И тут у неизвестной матери лунноглазога непременно бы перехватило дыхание. Непроизвольно, не поддаваясь логике и не нуждаясь в объяснениях. Представьте, как на ее глазах вопреки всем запретам и призывам "не ходи" и "не делай" любимое любопытное чадо свешивается вниз, туда, откуда на него лезет неминуемая гибель.
"Отойди", крикнет она ему и уже зная, видя, как бесконечно любимые и прекрасные глаза, на минуту задержавшись на материнском лице, снова устремятся в опасное и запретное, она бросится, чтобы оттолкнуть, уберечь, защитить.
Но у незваного гостя промежутка не было матери, он даже не знал, что означает это слово, возможно чувствовал где-то глубоко в животе, где возможно когда-то в его тело входила пульсирующая пуповина, но не знал, а лишь забыв про страх все смотрел и смотрел на это существо. Он понял, что здесь кроме инстинкта поесть и спасти свою жизнь есть еще один, присущий только этому месту. Стремление наверх - к солнцу. И как было бы хорошо, чтобы этот сильный зверь, вывез его, слабого и дрожащего от страха на своей спине наверх.
Младенец, забирающийся на спину к разозленному медведю и весело хохочущий.
- Покатай меня.
Этот слабый звук утонул в реве и шуме выбирающегося наверх зверя, но гость лишь крепче вцепился в край площадки.
- Покатай меня.
Он выдвигался из темноты, заполняя собой все пространство, и свет окончательно гас, повинуясь нарастающим раскатам рваной мелодии.
Брат выглядел человекоподобным - если смотреть от пояса и выше, туда, где под сводом пещеры скорбно склонялась голова, почти терявшаяся из виду в складках теней.
Низкий, вибрирущий голос зазвенел, пронзая весь воздух вокруг и наполняя его холодом.
- Кто ты такая? Я не знаю тебя, и тебя нет среди Его сестер... откуда ты взялась?
Гость поежился и втянул голову в плечи. То, что он так долго откладывал на потом уже нельзя было игнорировать. Самой сложный из всех вопросов "кто я" снова звенел в его ушах голосом этого существа. Но на этот раз вопрос имел незнакомый оттенок, в котором человек сведущий угадал бы подсказку. Но для того, чтобы понять - нужно знать, а когда не знаешь, можно только почувствовать. Но ощущение это будет бледнее пятна угасающего солнца на полумесяце нарождающейся луны.
- Кто я такая? - гостья повторила вопрос и отодвинулась от края обрыва еще дальше.

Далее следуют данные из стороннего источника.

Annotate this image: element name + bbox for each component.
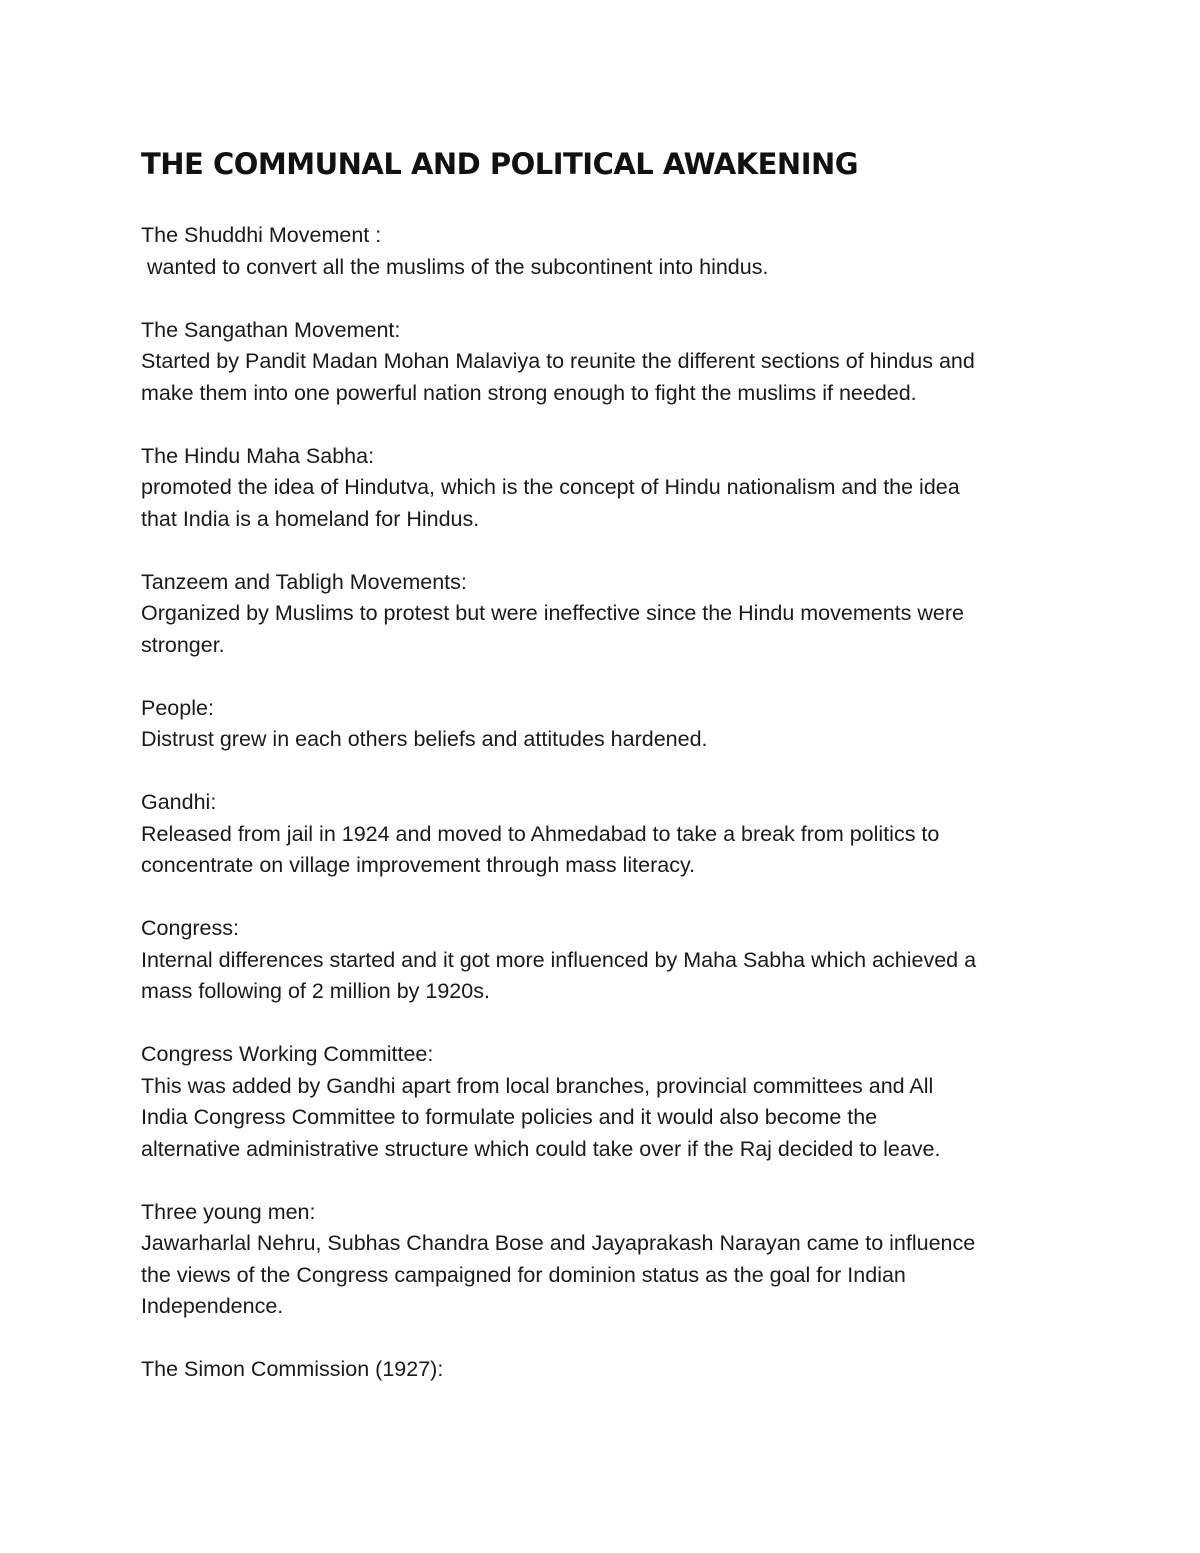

Как можно дальше от этой громадины из холода и злобы, еще е понимая, что обрела, произнеся эту фразу.
- Я не взялась, я проснулась. Здесь холодно, черно и страшно и мне все время хотят причинить боль. Это ты пытался выбратся наверх?
- Проснулась? - громовой голос вздрогнул, в нем ощутимо чувствовались нотки страха. - Странно, что местом пробуждения Сестры стал этот колодец, не имеющий назначения... Но воистину это луч надежды - что в час смерти и перемен Он являет нам новый дар. Я - Клавикорд, четвертый из Братьев. Прежде чем фратрия решит окончательно, тебя, новорожденная, буду оберегать я. Ты должна пойти со мной и покинуть это место, найти Покой, который станет твоим домом.
Два сердца неровно вздрогнули и снова начали выбивать прежний ритм, Лунноглазая отошла еще дальше, но не отступила в своих намерениях.
- Ты можешь отвести меня наверх, к солнцу?
- Наверх? - нервно перебираемые клавиши на миг замерли, наполнив воздух тишиной. - О чем ты говоришь, рожденная? Нет ничего выше рая! Неужели едва родившись, ты уже заражена смертоносной ересью Сестер?.. Как быстро распространяется эта скверна!
- Слушай голос Цвета, рожденная, - прогудел Брат, выдержав томительную паузу. - Он откроет тебе твое назначение...

И голос возник. Стоило закрыть глаза, как сквозь тьму вились тонкие ниточки-шепотки, принося с собой слова, сказанные теплым, живым человеческим языком - а не металлическим скрежетом монструозного Брата.
"Я научу тебя оживлять мертвое..."
"Я дам тебе власть над Временем..."
"Не бойся смерти..."
"Со мной ты будешь жить вечно..."
"Смерти нет..."
Много-много маленьких, едва уловимых цветных нитей.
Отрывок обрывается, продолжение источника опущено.